Éloge du vide. «Il ne s’agit pas de simplicité, mais plutôt de se réapproprier les choses, surtout son corps et son visage. Nous avons tellement intégré la société de consommation que nous en sommes venus à nous traiter nous-mêmes comme des objets de consommation. Lorsque je m’allie au mouvement no make-up en apparaissant à la télévision sans maquillage, je ne parle pas, là encore, de simplicité mais je milite pour laisser une place au vide. Dans l’univers, le vide est l’énergie la plus présente. Or, nous le sous-estimons totalement dans nos vies. Et c’est une erreur, car faire le vide psychologiquement ou physiquement laisse jaillir des choses uniques. Par exemple, quand j’ai arrêté de m’épiler les sourcils, j’ai réalisé que ce n’était pas très joli au début car le corps n’est plus habitué, mais si on laisse le temps faire les choses, les sourcils vont découvrir leur propre forme, et la beauté finit par se trouver elle-même.»

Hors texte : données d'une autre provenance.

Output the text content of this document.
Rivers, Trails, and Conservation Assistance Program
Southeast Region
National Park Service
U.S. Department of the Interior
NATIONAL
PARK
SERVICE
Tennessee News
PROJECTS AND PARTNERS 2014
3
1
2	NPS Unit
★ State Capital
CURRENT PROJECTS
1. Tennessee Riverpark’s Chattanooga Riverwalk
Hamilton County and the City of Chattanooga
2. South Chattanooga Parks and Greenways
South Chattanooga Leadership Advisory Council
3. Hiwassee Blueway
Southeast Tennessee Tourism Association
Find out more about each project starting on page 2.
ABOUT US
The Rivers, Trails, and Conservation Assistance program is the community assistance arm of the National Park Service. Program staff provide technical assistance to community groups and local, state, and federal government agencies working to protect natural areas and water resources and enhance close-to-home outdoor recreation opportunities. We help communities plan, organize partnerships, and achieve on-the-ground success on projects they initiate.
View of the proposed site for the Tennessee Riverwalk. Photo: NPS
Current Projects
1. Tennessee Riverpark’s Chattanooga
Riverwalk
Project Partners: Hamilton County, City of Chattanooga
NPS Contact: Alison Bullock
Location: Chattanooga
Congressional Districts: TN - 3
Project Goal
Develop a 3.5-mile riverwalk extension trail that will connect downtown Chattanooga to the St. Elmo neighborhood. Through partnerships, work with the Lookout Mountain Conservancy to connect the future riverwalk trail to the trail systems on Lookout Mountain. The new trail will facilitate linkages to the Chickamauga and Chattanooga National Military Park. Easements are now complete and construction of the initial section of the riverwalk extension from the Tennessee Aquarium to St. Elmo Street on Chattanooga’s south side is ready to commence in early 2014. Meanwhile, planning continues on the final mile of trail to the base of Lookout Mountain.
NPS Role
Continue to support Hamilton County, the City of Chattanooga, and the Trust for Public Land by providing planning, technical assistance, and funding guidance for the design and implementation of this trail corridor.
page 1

Pure beauté. «J’ai également arrêté de me teindre les cheveux, et, si la couleur était terne les premiers mois, ils ont finalement retrouvé leur éclat. La beauté se déploie comme une fleur à laquelle on aurait retiré son tuteur : elle éclôt en trouvant sa propre harmonie. C’est assez spectaculaire ! Je suis fascinée par la beauté car c’est une espèce de magie qui nous échappe. C’est très singulier et en même temps profondément vivant car sans cesse en mouvement. J’ai commencé à pratiquer une forme d’épuration en observant des femmes magnifiques et affranchies dans leur beauté comme Frida Kahlo ou Lætitia Casta. Ces modèles se sont écoutés et m’ont inspirée. Dans la vie, nous nous comportons avec notre corps comme vis-à-vis de beaucoup de choses, et, pour moi, la première violence qu’on s’inflige et la plus virulente est celle de se nier.»

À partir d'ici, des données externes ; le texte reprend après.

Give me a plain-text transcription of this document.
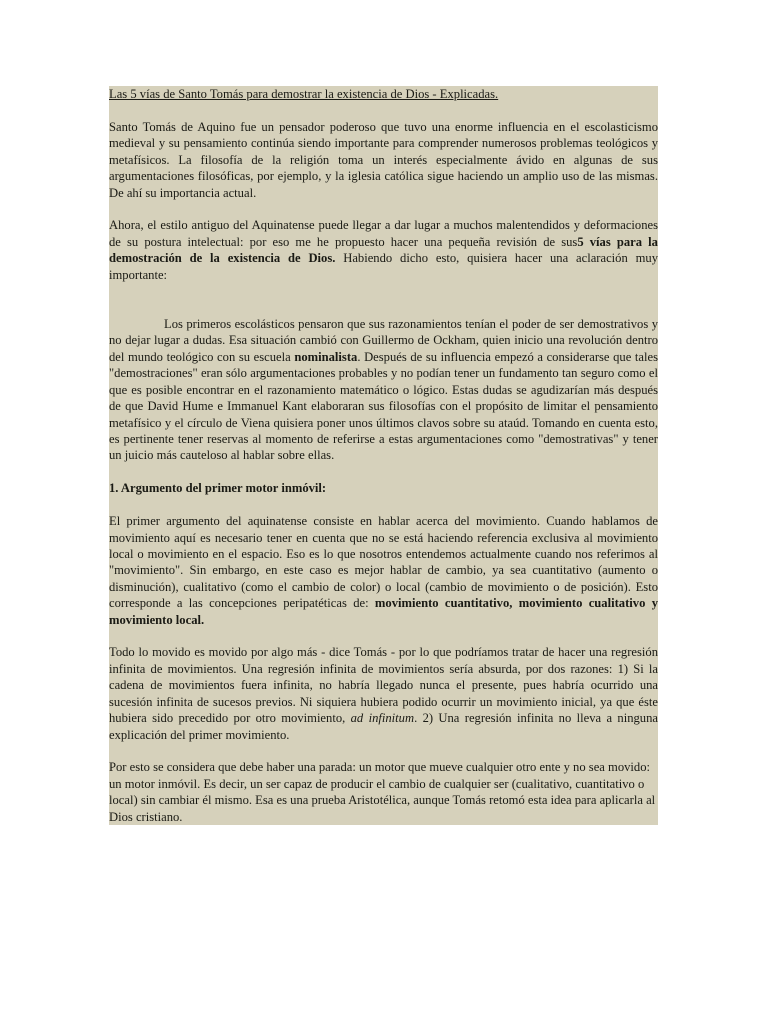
Las 5 vías de Santo Tomás para demostrar la existencia de Dios - Explicadas.

Santo Tomás de Aquino fue un pensador poderoso que tuvo una enorme influencia en el escolasticismo medieval y su pensamiento continúa siendo importante para comprender numerosos problemas teológicos y metafísicos. La filosofía de la religión toma un interés especialmente ávido en algunas de sus argumentaciones filosóficas, por ejemplo, y la iglesia católica sigue haciendo un amplio uso de las mismas. De ahí su importancia actual.

Ahora, el estilo antiguo del Aquinatense puede llegar a dar lugar a muchos malentendidos y deformaciones de su postura intelectual: por eso me he propuesto hacer una pequeña revisión de sus5 vías para la demostración de la existencia de Dios. Habiendo dicho esto, quisiera hacer una aclaración muy importante:

Los primeros escolásticos pensaron que sus razonamientos tenían el poder de ser demostrativos y no dejar lugar a dudas. Esa situación cambió con Guillermo de Ockham, quien inicio una revolución dentro del mundo teológico con su escuela nominalista. Después de su influencia empezó a considerarse que tales "demostraciones" eran sólo argumentaciones probables y no podían tener un fundamento tan seguro como el que es posible encontrar en el razonamiento matemático o lógico. Estas dudas se agudizarían más después de que David Hume e Immanuel Kant elaboraran sus filosofías con el propósito de limitar el pensamiento metafísico y el círculo de Viena quisiera poner unos últimos clavos sobre su ataúd. Tomando en cuenta esto, es pertinente tener reservas al momento de referirse a estas argumentaciones como "demostrativas" y tener un juicio más cauteloso al hablar sobre ellas.

1. Argumento del primer motor inmóvil:

El primer argumento del aquinatense consiste en hablar acerca del movimiento. Cuando hablamos de movimiento aquí es necesario tener en cuenta que no se está haciendo referencia exclusiva al movimiento local o movimiento en el espacio. Eso es lo que nosotros entendemos actualmente cuando nos referimos al "movimiento". Sin embargo, en este caso es mejor hablar de cambio, ya sea cuantitativo (aumento o disminución), cualitativo (como el cambio de color) o local (cambio de movimiento o de posición). Esto corresponde a las concepciones peripatéticas de: movimiento cuantitativo, movimiento cualitativo y movimiento local.

Todo lo movido es movido por algo más - dice Tomás - por lo que podríamos tratar de hacer una regresión infinita de movimientos. Una regresión infinita de movimientos sería absurda, por dos razones: 1) Si la cadena de movimientos fuera infinita, no habría llegado nunca el presente, pues habría ocurrido una sucesión infinita de sucesos previos. Ni siquiera hubiera podido ocurrir un movimiento inicial, ya que éste hubiera sido precedido por otro movimiento, ad infinitum. 2) Una regresión infinita no lleva a ninguna explicación del primer movimiento.

Por esto se considera que debe haber una parada: un motor que mueve cualquier otro ente y no sea movido: un motor inmóvil. Es decir, un ser capaz de producir el cambio de cualquier ser (cualitativo, cuantitativo o local) sin cambiar él mismo. Esa es una prueba Aristotélica, aunque Tomás retomó esta idea para aplicarla al Dios cristiano.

Sara Forestier est actrice et réalisatrice.
Charles Pepin : « Du lien avec nous-mêmes »
«La crise que nous traversons nous permet de comprendre que l’être humain, nous, est avant tout fait de liens. De liens essentiels – le confinement nous a d’ailleurs permis d’identifier ceux qui comptaient le plus, qui nous manquaient vraiment, dont il était douloureux de se passer. De liens peut-être plus superficiels et légers – avec les commerçants, les terrasses de cafés, nos collègues – mais dont nous avons aussi besoin. Et enfin, du lien avec nous-même. C’est peut-être là la rencontre fondamentale. Pas la moins problématique. Elle demande de se confronter à soi, à sa conscience, entre quatre murs, ce qui n’est pas possible quand on « fuit dans le divertissement », comme l’écrivait Pascal, ou que, même dans la solitude du confinement, on remplit sa journée de cours de yoga, de méditation ou de cuisine sur Instagram.

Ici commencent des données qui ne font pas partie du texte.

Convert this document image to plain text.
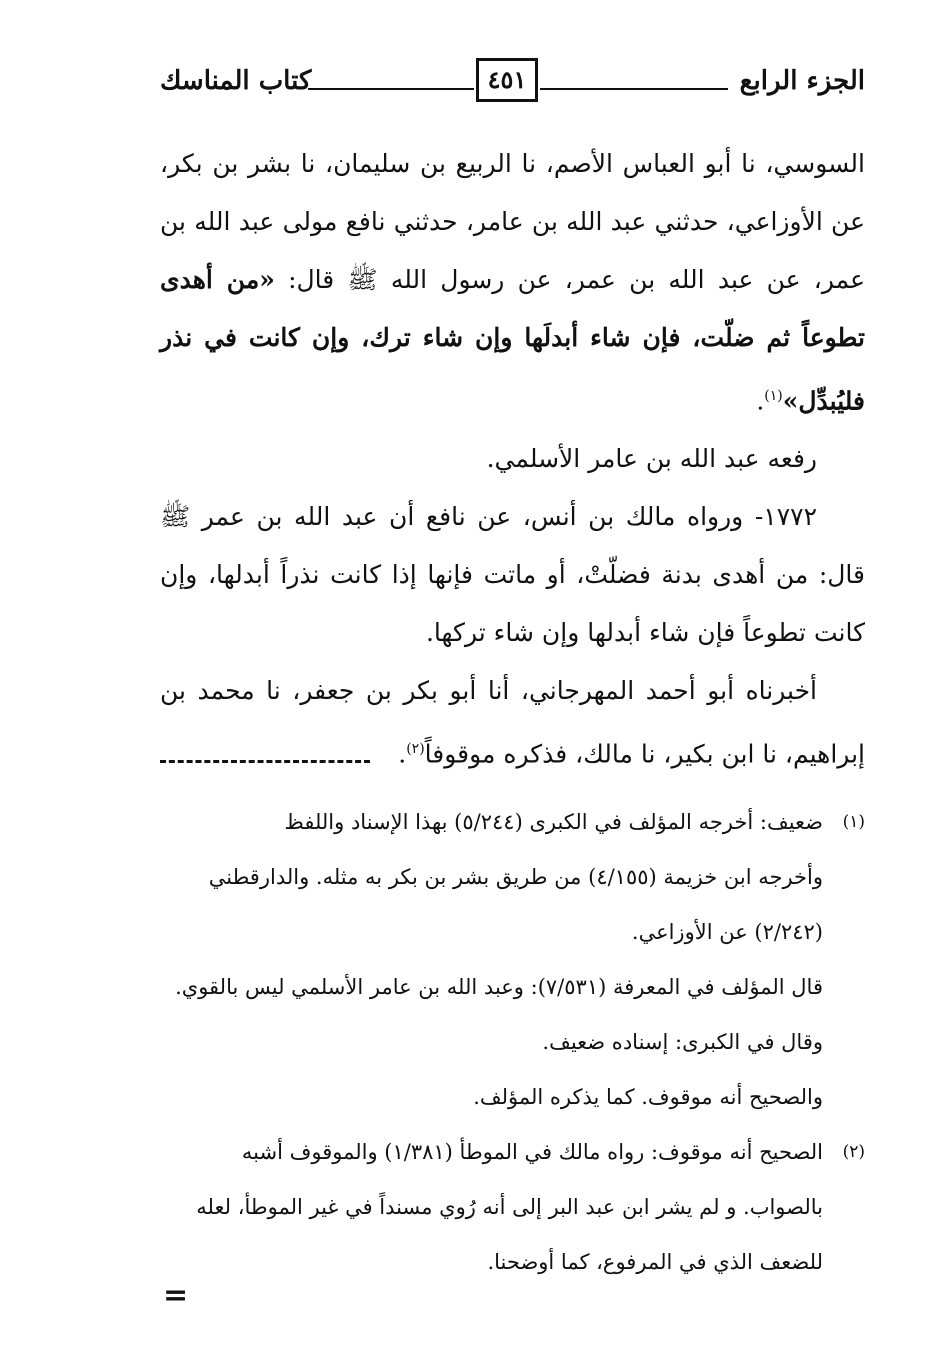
الجزء الرابع
٤٥١
كتاب المناسك

السوسي، نا أبو العباس الأصم، نا الربيع بن سليمان، نا بشر بن بكر، عن الأوزاعي، حدثني عبد الله بن عامر، حدثني نافع مولى عبد الله بن عمر، عن عبد الله بن عمر، عن رسول الله ﷺ قال: «من أهدى تطوعاً ثم ضلّت، فإن شاء أبدلَها وإن شاء ترك، وإن كانت في نذر فليُبدِّل»$^{(١)}$.

رفعه عبد الله بن عامر الأسلمي.

١٧٧٢- ورواه مالك بن أنس، عن نافع أن عبد الله بن عمر ﷺ قال: من أهدى بدنة فضلّتْ، أو ماتت فإنها إذا كانت نذراً أبدلها، وإن كانت تطوعاً فإن شاء أبدلها وإن شاء تركها.

أخبرناه أبو أحمد المهرجاني، أنا أبو بكر بن جعفر، نا محمد بن إبراهيم، نا ابن بكير، نا مالك، فذكره موقوفاً$^{(٢)}$.

(١)
ضعيف: أخرجه المؤلف في الكبرى (٥/٢٤٤) بهذا الإسناد واللفظ
وأخرجه ابن خزيمة (٤/١٥٥) من طريق بشر بن بكر به مثله. والدارقطني
(٢/٢٤٢) عن الأوزاعي.
قال المؤلف في المعرفة (٧/٥٣١): وعبد الله بن عامر الأسلمي ليس بالقوي.
وقال في الكبرى: إسناده ضعيف.
والصحيح أنه موقوف. كما يذكره المؤلف.
(٢)
الصحيح أنه موقوف: رواه مالك في الموطأ (١/٣٨١) والموقوف أشبه
بالصواب. و لم يشر ابن عبد البر إلى أنه رُوي مسنداً في غير الموطأ، لعله
للضعف الذي في المرفوع، كما أوضحنا.
=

Être avec soi, c’est avoir des moments où il ne se passe rien, où l’on endure l’ennui, l’angoisse. Où on est confronté à ses ratages, ses zones d’ombre. Où l’on se dit qu’on va mourir. On est sans cesse tenté par le déni, le refoulement. Paradoxalement, c’est en regardant ses peurs bien en face, en les acceptant, que l’on peut souffrir moins, et vivre mieux. C’est ce que nous dit Nietzsche : la vraie joie passe par l’acceptation de ses peurs, de ce qu’on a vécu. Et cette acceptation est libératrice. C’est aussi une chance de développer notre humanité. Être davantage avec soi permet d’être avec les autres de façon plus pleine, de les écouter sans projection. Cette qualité de présence à l’autre et à soi est l’horizon d’une vraie sagesse. Nous allons devoir trouver la joie dans l’adversité, nous dit notre époque. Accepter d’être avec soi, c’est se doter de la meilleure des armes.»
Charles Pépin est philosophe. Il est l’auteur de La Confiance en soi (Éd. Allary).